Ihr seht selbst, daß es eine klare und einfache Lösung dieses Problems gab, wenn es wirklich einen Zweifel gegeben haben sollte, dann war er unbegründet, dann war es eine Lüge; aber gut, falls es etwas geben sollte, bitte schön, das ist die Lösung. Wir schlagen ihnen eine Lösung vor.

"Sag es ihnen genau so, sag ihnen, daß ihr Argument mit dem Rauschgift nach unserer Ansicht eine Provokation ist, es ist eine Provokation, es ist ein zynisches Argument, ein Argument von H...söhnen. Sag ihnen das, auch wenn sie dich dafür morgen dort rausschmeißen." füge ich hinzu. (Beifall)

Sie wissen also Bescheid, wir haben eine Antwort, wir bieten ihnen eine Antwort und eine Lösung, unsere Argumentation ist klar, logisch, gerecht und unwiderlegbar, wir warnen sie außerdem, daß einer Durchsuchung nicht stattgegeben wird.

Wie Ihr seht, hat die Mannschaft selbst diese Entscheidung getroffen, das ist sehr interessant. Sie sind schon seit dem Morgen in diese Schlacht verwickelt, und erst viele Stunden später erfährt man in Kuba, was dort los ist.

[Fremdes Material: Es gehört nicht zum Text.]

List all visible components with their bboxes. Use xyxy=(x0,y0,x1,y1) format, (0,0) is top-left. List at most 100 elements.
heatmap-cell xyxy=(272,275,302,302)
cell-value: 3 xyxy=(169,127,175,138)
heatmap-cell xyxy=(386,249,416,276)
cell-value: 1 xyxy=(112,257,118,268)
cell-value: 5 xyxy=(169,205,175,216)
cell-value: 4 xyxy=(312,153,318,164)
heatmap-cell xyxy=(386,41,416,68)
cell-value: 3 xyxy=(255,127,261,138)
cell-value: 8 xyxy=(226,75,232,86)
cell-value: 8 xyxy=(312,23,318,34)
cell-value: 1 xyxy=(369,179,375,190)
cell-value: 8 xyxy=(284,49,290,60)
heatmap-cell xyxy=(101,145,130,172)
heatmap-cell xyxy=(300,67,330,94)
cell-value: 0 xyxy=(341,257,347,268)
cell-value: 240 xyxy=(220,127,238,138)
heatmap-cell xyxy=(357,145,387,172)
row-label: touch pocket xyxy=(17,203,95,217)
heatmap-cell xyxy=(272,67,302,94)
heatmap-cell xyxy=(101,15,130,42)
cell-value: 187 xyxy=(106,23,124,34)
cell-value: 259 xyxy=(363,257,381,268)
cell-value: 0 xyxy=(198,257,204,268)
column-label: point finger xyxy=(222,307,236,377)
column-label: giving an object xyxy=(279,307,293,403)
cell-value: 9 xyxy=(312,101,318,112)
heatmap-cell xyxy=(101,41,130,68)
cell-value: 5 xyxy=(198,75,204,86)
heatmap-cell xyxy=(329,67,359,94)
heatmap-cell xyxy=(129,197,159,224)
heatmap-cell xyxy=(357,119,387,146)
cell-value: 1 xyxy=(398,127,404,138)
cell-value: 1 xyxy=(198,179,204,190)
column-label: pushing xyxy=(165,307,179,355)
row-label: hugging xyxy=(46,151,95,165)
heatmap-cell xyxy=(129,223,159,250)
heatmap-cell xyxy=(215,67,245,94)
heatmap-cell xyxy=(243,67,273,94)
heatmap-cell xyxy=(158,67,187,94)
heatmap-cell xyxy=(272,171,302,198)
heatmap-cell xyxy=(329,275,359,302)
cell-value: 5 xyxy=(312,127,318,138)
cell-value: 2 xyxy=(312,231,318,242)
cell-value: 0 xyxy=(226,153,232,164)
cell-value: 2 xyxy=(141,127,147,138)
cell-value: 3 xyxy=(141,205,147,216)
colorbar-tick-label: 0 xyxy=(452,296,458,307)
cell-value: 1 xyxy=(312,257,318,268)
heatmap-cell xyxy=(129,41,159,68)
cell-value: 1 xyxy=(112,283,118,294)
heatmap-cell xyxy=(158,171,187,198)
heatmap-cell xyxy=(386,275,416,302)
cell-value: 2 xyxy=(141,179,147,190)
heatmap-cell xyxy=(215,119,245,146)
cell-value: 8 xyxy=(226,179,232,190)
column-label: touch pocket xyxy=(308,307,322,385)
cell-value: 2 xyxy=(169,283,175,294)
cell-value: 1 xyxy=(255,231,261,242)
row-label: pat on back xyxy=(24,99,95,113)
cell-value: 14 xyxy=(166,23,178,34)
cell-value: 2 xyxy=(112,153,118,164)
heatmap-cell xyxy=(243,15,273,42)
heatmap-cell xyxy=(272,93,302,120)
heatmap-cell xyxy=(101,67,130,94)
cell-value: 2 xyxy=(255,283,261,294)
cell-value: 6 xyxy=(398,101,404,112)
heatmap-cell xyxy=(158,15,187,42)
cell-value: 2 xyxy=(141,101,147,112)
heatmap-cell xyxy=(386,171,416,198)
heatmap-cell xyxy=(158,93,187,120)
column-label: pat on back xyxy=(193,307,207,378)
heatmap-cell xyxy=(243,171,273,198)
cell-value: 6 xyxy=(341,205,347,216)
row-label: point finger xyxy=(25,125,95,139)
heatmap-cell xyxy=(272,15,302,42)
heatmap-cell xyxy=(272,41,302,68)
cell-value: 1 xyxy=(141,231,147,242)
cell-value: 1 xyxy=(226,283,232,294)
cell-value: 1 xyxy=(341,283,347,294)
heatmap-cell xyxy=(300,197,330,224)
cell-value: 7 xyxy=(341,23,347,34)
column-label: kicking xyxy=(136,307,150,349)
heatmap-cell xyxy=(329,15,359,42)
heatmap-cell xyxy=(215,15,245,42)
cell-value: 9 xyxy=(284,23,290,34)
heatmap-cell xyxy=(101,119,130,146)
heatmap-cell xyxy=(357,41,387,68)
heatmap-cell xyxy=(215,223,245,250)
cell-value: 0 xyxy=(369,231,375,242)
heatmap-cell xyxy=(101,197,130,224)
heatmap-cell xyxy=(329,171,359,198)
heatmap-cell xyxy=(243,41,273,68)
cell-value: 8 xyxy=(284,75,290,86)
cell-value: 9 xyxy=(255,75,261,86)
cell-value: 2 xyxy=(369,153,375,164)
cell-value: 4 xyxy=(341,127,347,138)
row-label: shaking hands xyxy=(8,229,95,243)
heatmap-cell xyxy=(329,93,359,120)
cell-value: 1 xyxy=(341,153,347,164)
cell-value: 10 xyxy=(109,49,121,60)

Sofort nachdem 1 ich min t dem Genossen Arbezú gesprochen habe, rufe ich in Mexiko bei unserem Botschafter an, um Ihn über die Ereignisse zu informieren und ihm Anweisungen zu geben, was zu tun sei.

Ich sage ihm: "Ich werde langsam sprechen.", denn die Verbindung war sehr schlecht.
" "Es gibt da ein Schiff unter panamaischer Flagge, aber mit kubanischer Mannschaft, das eine Ladung von Moa nach Tampico bringt. Es hat nur sehr wenig an Bord, ich glaube einige Tonnen Chrom, Rohstoffe für Untersuchungszwecke, für Forschungszwecke oder ähnliches, darin besteht, soviel ich weiß, die Ladung." Wie Ihr seht, haben wir den Yankees keinerlei Erklärung abgegeben nicht eine einzige, nicht einmal eine Information darüber, was das Schiff geladen hat, denn wir hatten keinerlei Anlaß, es ihnen zu eröffnen, den Mexikanern dagegen haben wir alle Einzelheiten mitgeteilt. (Beifall)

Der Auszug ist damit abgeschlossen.